I've been looking at akka recently and it's pretty impressive. It looks like it has most of the killer features of erlang - location transparency, supervision hierarchies, and more. Are there any features erlang has that akka doesn't?
问题:
回答1:
Disclaimer: I am the PO for Akka
- Erlang does copy-on-send - Akka uses shared memory (immutable objects) for in-VM sends
- Erlang does per-process GC - Akka uses JVM GCs
- Erlang has OTP - Akka integrates with the entire Java ecosystem (Apache Camel, JAX-RS, etc etc)
- Erlang does the process scheduling for you - Akka allows you to use many different Dispatchers with endless configuration opportunities
- Erlang does hot code reload - Akka can support it, but it's less flexible because of JVM classloading
Those are the ones from the top of my head.

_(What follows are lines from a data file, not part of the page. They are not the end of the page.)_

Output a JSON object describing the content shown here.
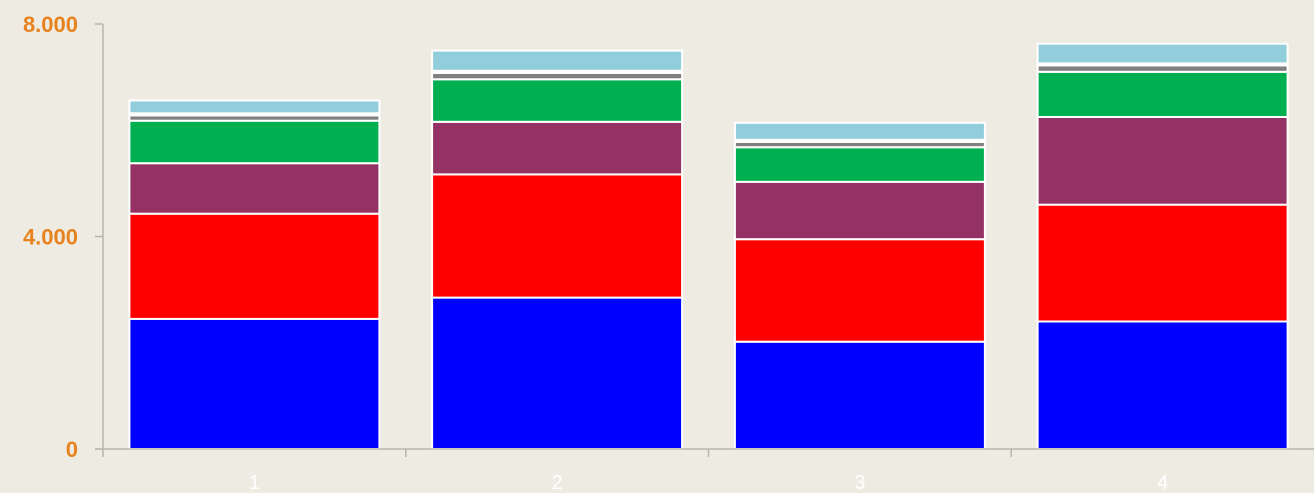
{
  "chart_data": {
    "type": "bar",
    "stacked": true,
    "categories": [
      "1",
      "2",
      "3",
      "4"
    ],
    "ylim": [
      0,
      8000
    ],
    "yticks": [
      0,
      4000,
      8000
    ],
    "ytick_labels": [
      "0",
      "4.000",
      "8.000"
    ],
    "xlabel": "",
    "ylabel": "",
    "grid": false,
    "series": [
      {
        "color": "#0000ff",
        "values": [
          2450,
          2850,
          2020,
          2400
        ]
      },
      {
        "color": "#ff0000",
        "values": [
          1980,
          2320,
          1930,
          2200
        ]
      },
      {
        "color": "#943264",
        "values": [
          950,
          990,
          1080,
          1650
        ]
      },
      {
        "color": "#00b050",
        "values": [
          800,
          800,
          650,
          850
        ]
      },
      {
        "color": "#808080",
        "values": [
          100,
          120,
          100,
          120
        ]
      },
      {
        "color": "#a6a6a6",
        "values": [
          40,
          40,
          40,
          40
        ]
      },
      {
        "color": "#92cddc",
        "values": [
          240,
          380,
          320,
          370
        ]
      }
    ]
  }
}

On the other hand, using Akka means that you can use Scala, Java, Groovy or JRuby to write your applications.
回答2:
In Erlang processes are guaranteed to be switched approximately each 1000 reductions. In such a naive framework as Scala/Akka agent owns a scheduler until it finishes work in receive. Checkmate. Game over. Hasta la vista:) People, do not waste your time on pseudo techs. I shocked that guys here compare Scala with Erlang.
Also there are many other so called "killer features", but here is my advice, do not think in terms of features, think about idioms that enables particular language. Scala steals "best features", Erlang enables/implements you with right idioms to build systems reliably, with high level language that driven from those right idioms. When you learn Erlang you are rebuilding your mind, your way of thinking about distributed reliable system, Erlang teaches you and upgrades you. Scala is just another one imperative (oh, sorry, multiparadigmal, funny word) language that tries to steal good features from other languages.
回答3:
Nearly nobody mentions process isolation. Without guarantees of "your thread cannot mess with my junk", distributed systems are much more difficult to reason about. (They're already difficult enough with Erlang's processes.)

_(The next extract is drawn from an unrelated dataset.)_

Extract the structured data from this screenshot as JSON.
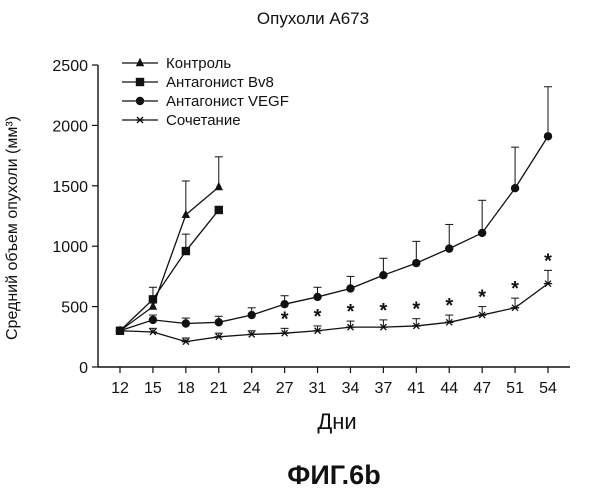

AFAIK (which isn't far, given my limited direct experience with the JVM), only Erlang actually gets process isolation "right" on the JVM. Mr. Google can give some hints on where to find research by Fox and Candea (?) on research systems that use a "micro-reboot" technique ("recovery-oriented computing"). An Erlang developer reads that research and says a couple of things:
- Welcome to the club, what took you so long?
- The JVM makes it awfully, awfully hard to join, though. :-)
回答4:
For me, hot code swapping in an entire Erlang cluster without downtime (for example: make:all([netload]
) is one of the Erlang killer features.
But let's reverse your question: What does akka have that Erlang doesn't? Of course you can add dozens of extensions and libraries (scala, akka, spring, osgi, ...) to Java to try to come close to Erlang. But where is the point? In sum all these extensions are much more complex than learning the simple Erlang language that now has proven for over 2 decades that it can do the job offering top scalability with zero downtime.
回答5:
Probably Erlang is better for bigger distributed systems (following vjache's answer) but for a normal server when you just want use the full power of multiple CPUs then Akka is good choice— provides good abstraction, performance and integration with the Java ecosystem.